The squared hinge loss is a loss function used for “maximum margin” binary classification problems. Mathematically it is defined as:

$L(y, \hat{y}) = \sum_{i=0}^{N}\Big(max(0, 1 - y_i \cdotp {\hat{y}}_i)^2\Big)$

where ŷ the predicted value and y is either 1 or -1. Thus, the squared hinge loss is:

 0 * when the true and predicted labels are the same and * when ŷ≥ 1 (which is an indication that the classifier is sure that it’s the correct label) quadratically increasing with the error * when the true and predicted labels are not the same or * when ŷ< 1, even when the true and predicted labels are the same (which is an indication that the classifier is not sure that it’s the correct label)
 Note ŷ should be the actual numerical output of the classifier and not the predicted label.

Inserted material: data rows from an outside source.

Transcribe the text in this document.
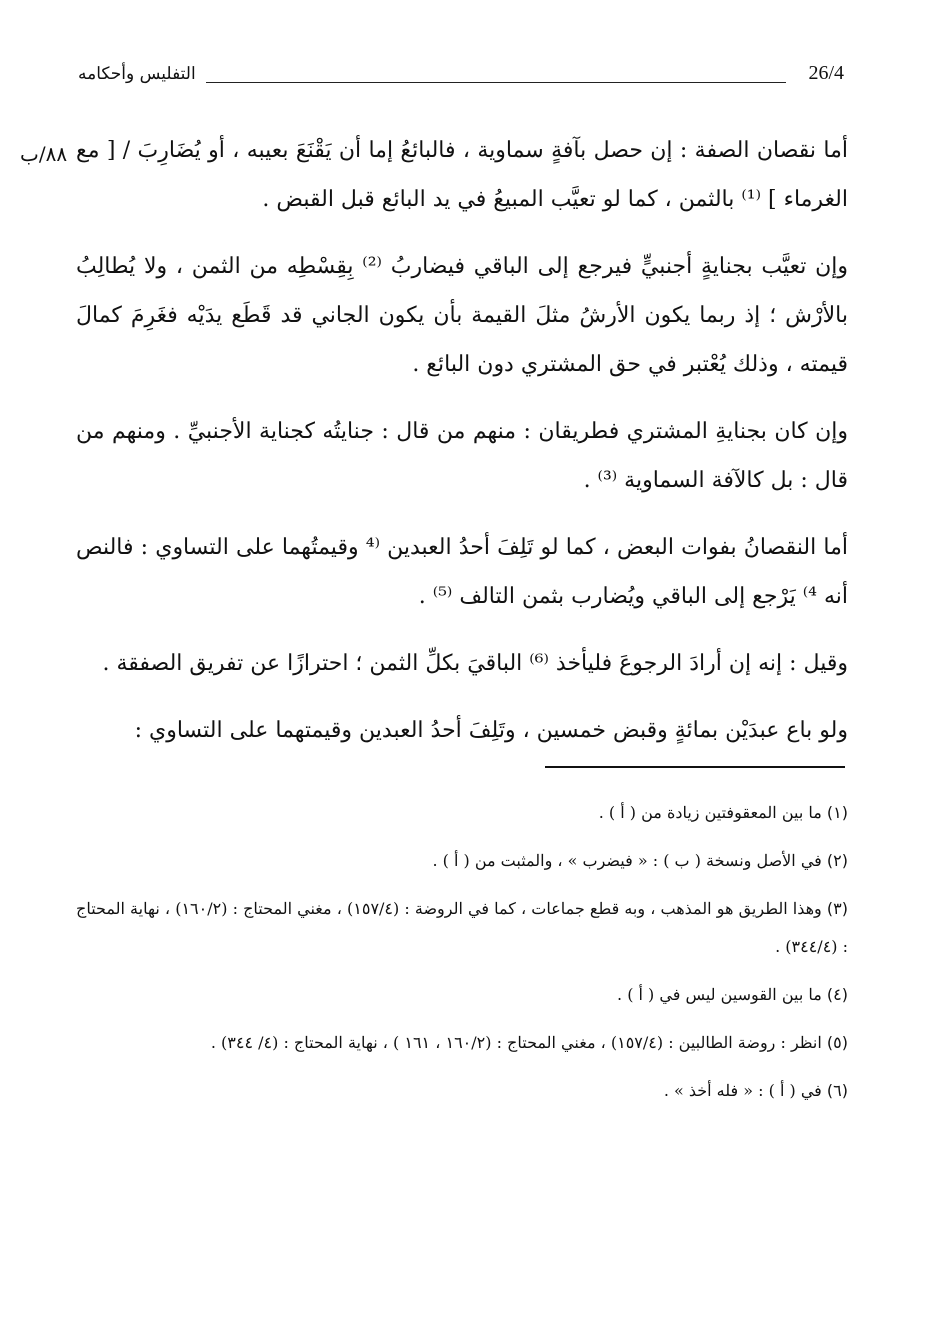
26/4
التفليس وأحكامه
٨٨/ب أما نقصان الصفة : إن حصل بآفةٍ سماوية ، فالبائعُ إما أن يَقْنَعَ بعيبه ، أو يُضَارِبَ / [ مع الغرماء ] ⁽¹⁾ بالثمن ، كما لو تعيَّب المبيعُ في يد البائع قبل القبض .

وإن تعيَّب بجنايةٍ أجنبيٍّ فيرجع إلى الباقي فيضاربُ ⁽²⁾ بِقِسْطِه من الثمن ، ولا يُطالِبُ بالأرْش ؛ إذ ربما يكون الأرشُ مثلَ القيمة بأن يكون الجاني قد قَطَع يدَيْه فغَرِمَ كمالَ قيمته ، وذلك يُعْتبر في حق المشتري دون البائع .

وإن كان بجنايةِ المشتري فطريقان : منهم من قال : جنايتُه كجناية الأجنبيِّ . ومنهم من قال : بل كالآفة السماوية ⁽³⁾ .

أما النقصانُ بفوات البعض ، كما لو تَلِفَ أحدُ العبدين ⁽⁴ وقيمتُهما على التساوي : فالنص أنه ⁴⁾ يَرْجع إلى الباقي ويُضارب بثمن التالف ⁽⁵⁾ .

وقيل : إنه إن أرادَ الرجوعَ فليأخذ ⁽⁶⁾ الباقيَ بكلِّ الثمن ؛ احترازًا عن تفريق الصفقة .

ولو باع عبدَيْن بمائةٍ وقبض خمسين ، وتَلِفَ أحدُ العبدين وقيمتهما على التساوي :

(١) ما بين المعقوفتين زيادة من ( أ ) .

(٢) في الأصل ونسخة ( ب ) : « فيضرب » ، والمثبت من ( أ ) .

(٣) وهذا الطريق هو المذهب ، وبه قطع جماعات ، كما في الروضة : (١٥٧/٤) ، مغني المحتاج : (١٦٠/٢) ، نهاية المحتاج : (٣٤٤/٤) .

(٤) ما بين القوسين ليس في ( أ ) .

(٥) انظر : روضة الطالبين : (١٥٧/٤) ، مغني المحتاج : (١٦٠/٢ ، ١٦١ ) ، نهاية المحتاج : (٤/ ٣٤٤) .

(٦) في ( أ ) : « فله أخذ » .
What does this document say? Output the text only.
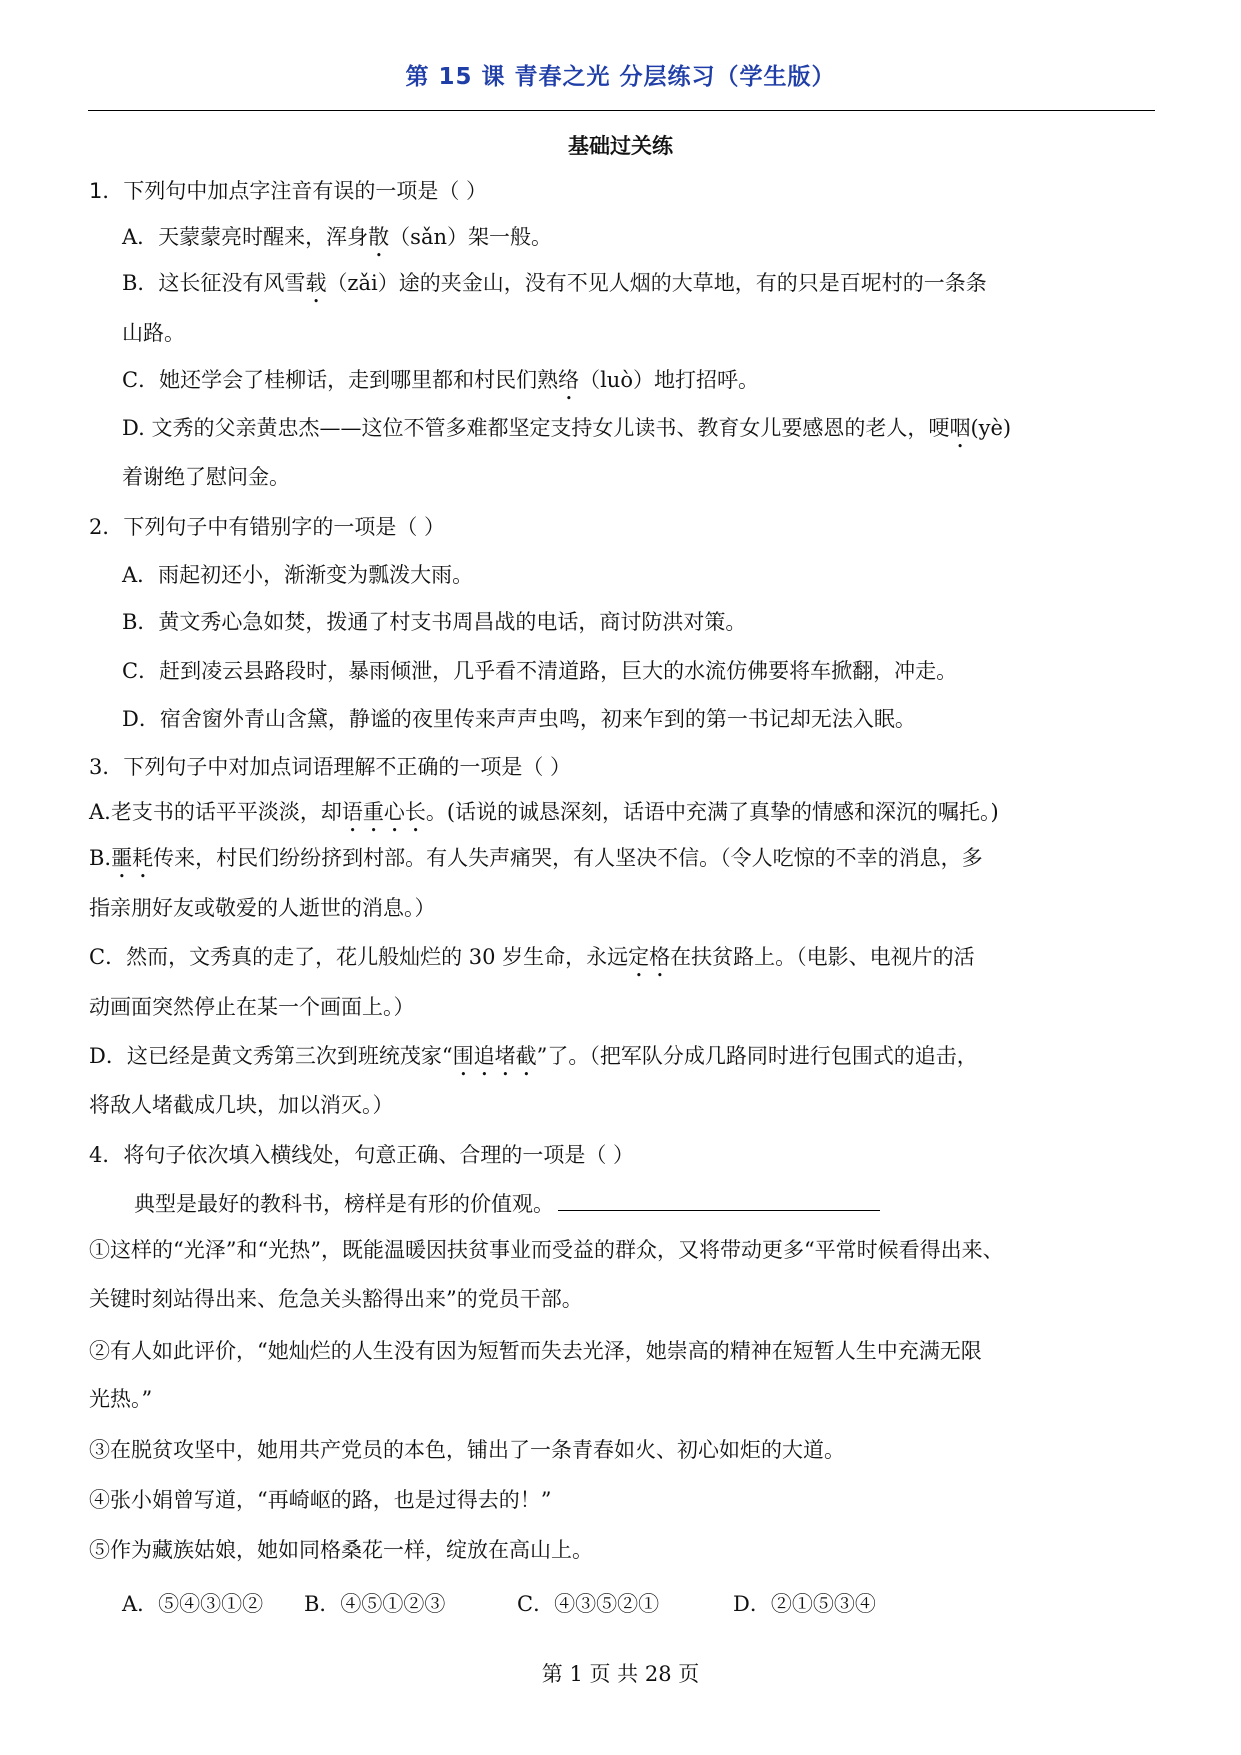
第 15 课 青春之光 分层练习（学生版）
基础过关练
1．下列句中加点字注音有误的一项是（ ）
A．天蒙蒙亮时醒来，浑身散（sǎn）架一般。
B．这长征没有风雪载（zǎi）途的夹金山，没有不见人烟的大草地，有的只是百坭村的一条条
山路。
C．她还学会了桂柳话，走到哪里都和村民们熟络（luò）地打招呼。
D. 文秀的父亲黄忠杰——这位不管多难都坚定支持女儿读书、教育女儿要感恩的老人，哽咽(yè)
着谢绝了慰问金。
2．下列句子中有错别字的一项是（ ）
A．雨起初还小，渐渐变为瓢泼大雨。
B．黄文秀心急如焚，拨通了村支书周昌战的电话，商讨防洪对策。
C．赶到凌云县路段时，暴雨倾泄，几乎看不清道路，巨大的水流仿佛要将车掀翻，冲走。
D．宿舍窗外青山含黛，静谧的夜里传来声声虫鸣，初来乍到的第一书记却无法入眠。
3．下列句子中对加点词语理解不正确的一项是（ ）
A.老支书的话平平淡淡，却语重心长。(话说的诚恳深刻，话语中充满了真挚的情感和深沉的嘱托。)
B.噩耗传来，村民们纷纷挤到村部。有人失声痛哭，有人坚决不信。（令人吃惊的不幸的消息，多
指亲朋好友或敬爱的人逝世的消息。）
C．然而，文秀真的走了，花儿般灿烂的 30 岁生命，永远定格在扶贫路上。（电影、电视片的活
动画面突然停止在某一个画面上。）
D．这已经是黄文秀第三次到班统茂家“围追堵截”了。（把军队分成几路同时进行包围式的追击，
将敌人堵截成几块，加以消灭。）
4．将句子依次填入横线处，句意正确、合理的一项是（ ）
典型是最好的教科书，榜样是有形的价值观。
①这样的“光泽”和“光热”，既能温暖因扶贫事业而受益的群众，又将带动更多“平常时候看得出来、
关键时刻站得出来、危急关头豁得出来”的党员干部。
②有人如此评价，“她灿烂的人生没有因为短暂而失去光泽，她崇高的精神在短暂人生中充满无限
光热。”
③在脱贫攻坚中，她用共产党员的本色，铺出了一条青春如火、初心如炬的大道。
④张小娟曾写道，“再崎岖的路，也是过得去的！”
⑤作为藏族姑娘，她如同格桑花一样，绽放在高山上。
A．⑤④③①② B．④⑤①②③	C．④③⑤②①	D．②①⑤③④
第 1 页 共 28 页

The hinge loss guarantees that, during training, the classifier will find the classification boundary which is the furthest apart from each of the different classes of data points as possible. In other words, it finds the classification boundary that guarantees the maximum margin between the data points of the different classes.

## When to use Square hinge

Use the Squared Hinge loss function on problems involving yes/no (binary) decisions and when you’re not interested in knowing how certain the classifier is about the classification (i.e., when you don’t care about the classification probabilities). Use in combination with the tanh() activation function in the last layer.

Example: You want to classify email into ‘spam’ and ‘not spam’ and you’re only interested in the classification accuracy.